According to Andreassen, tunnelling through a thick gneiss layer requires a "drill and blast" process, with materials delivered by sea, owing to inadequacy of local roads. A rock wall (or possibly cofferdams) will be used to keep the tunnel free of water during construction. Approximately three million cubic metres of rock require removal. The tunnel's entrances have been designed by Norwegian firm Snøhetta, with the rock walls left rough to blend into its surrounding landscape. Snøhetta's designs include walkways and a new road bridge to enhance views of ships passing in and out of the tunnel.

At an estimated speed limit of eight knots (15 km/h), vessels will take about ten minutes to pass through the tunnel. The tunnel will cater to smaller vessels including coastal ferries and other small passenger ships; most oceangoing cruise ships are too large to fit.

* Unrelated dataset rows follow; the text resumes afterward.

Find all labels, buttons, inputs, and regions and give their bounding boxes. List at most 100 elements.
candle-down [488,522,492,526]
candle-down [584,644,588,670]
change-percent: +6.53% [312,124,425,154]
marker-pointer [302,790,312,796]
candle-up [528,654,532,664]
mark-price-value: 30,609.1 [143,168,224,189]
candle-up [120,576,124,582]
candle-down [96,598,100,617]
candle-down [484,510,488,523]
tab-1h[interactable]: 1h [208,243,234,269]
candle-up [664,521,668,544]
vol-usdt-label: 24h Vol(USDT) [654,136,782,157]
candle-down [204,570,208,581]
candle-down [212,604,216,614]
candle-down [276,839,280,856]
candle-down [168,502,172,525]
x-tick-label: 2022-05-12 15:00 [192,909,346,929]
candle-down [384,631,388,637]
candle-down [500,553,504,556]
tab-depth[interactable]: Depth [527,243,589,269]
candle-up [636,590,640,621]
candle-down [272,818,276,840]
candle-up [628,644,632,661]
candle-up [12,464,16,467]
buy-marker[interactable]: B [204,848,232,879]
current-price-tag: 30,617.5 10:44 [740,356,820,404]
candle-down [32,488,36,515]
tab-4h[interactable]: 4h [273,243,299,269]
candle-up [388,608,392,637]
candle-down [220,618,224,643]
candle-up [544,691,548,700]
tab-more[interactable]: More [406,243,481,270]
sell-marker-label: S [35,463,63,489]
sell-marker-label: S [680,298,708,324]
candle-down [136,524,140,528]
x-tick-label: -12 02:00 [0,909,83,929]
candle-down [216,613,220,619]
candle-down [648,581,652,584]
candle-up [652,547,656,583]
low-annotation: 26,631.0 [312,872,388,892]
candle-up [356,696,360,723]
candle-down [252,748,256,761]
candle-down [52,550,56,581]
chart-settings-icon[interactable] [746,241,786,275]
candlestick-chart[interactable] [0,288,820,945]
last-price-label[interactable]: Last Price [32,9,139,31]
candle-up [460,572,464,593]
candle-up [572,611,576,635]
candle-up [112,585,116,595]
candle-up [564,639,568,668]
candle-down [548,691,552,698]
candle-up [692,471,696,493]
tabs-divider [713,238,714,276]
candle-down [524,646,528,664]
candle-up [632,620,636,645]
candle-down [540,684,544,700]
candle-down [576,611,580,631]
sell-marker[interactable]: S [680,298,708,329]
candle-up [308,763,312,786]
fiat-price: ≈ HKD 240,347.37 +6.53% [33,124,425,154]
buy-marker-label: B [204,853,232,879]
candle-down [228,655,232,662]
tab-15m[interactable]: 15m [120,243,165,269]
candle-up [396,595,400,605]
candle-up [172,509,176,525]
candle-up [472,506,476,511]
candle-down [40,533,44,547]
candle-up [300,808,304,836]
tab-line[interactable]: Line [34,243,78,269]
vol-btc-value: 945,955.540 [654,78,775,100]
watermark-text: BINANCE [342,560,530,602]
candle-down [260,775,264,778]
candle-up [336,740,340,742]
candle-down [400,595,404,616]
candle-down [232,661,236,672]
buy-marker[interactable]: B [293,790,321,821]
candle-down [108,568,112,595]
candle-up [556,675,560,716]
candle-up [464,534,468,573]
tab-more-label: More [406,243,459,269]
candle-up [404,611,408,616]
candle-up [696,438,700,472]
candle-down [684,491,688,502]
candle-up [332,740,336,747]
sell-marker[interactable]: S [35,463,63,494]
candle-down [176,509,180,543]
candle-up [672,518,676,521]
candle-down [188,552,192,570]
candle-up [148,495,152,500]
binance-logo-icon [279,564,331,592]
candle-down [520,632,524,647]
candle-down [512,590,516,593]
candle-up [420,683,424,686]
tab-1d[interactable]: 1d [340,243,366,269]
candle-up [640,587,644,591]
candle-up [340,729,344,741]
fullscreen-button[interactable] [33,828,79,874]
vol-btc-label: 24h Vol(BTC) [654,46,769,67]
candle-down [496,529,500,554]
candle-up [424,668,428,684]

Negotiations for purchases of the land and identification of a principal contractor began in April 2021. After years of silence, the Norwegian Coastal Administration published the tender for the tunnel’s construction, with a pre-qualification deadline set for the end of January 2025. In February 2025, the Norwegian Coastal Administration reported that six construction contractors applied for prequalification. Four firms qualified to submit bids, while two Chinese consortia are out of the competition. The first bids would be submitted by June 2025 and then evaluated through several rounds of negotiations before the best offer is selected according to the award criteria.

==Status==
The aim was to sign the contract in Autumn 2025 and start construction in 2026, provided the bids meet the project’s budget. Construction is expected to take about five years.

As of September 2025, doubts were raised as to the viability of the project due to projected budget overruns. At that point in time, it was uncertain whether it would commence as planned.

In October 2025, it became known that Jonas Gahr Støre’s government had ended work on the ship tunnel due to cost overruns. The cost estimate at that time was 9.4 billion NOK. Shortly afterward, a majority in the Norwegian Parliament decided that studies and negotiations on the price should nevertheless continue. The authorities approved NOK 150 million in the national budget in June 2026 for starting construction, and a total cost of NOK 8.6 billion.

In June 2026 it was announced that AF Group was awarded the contract for the turnkey construction for the tunnel. The contract has a value of approx. NOK 5.6 billion excl. VAT and is to be signed in August. The contractor will be responsible for both the design and construction of the tunnel. Construction is planned to start in early 2027.

== Opening ==
If construction begins as planned in early 2027 the opening should be during 2031. The Myklebust ship from Sagastad is planned to be the first ship through the tunnel once complete.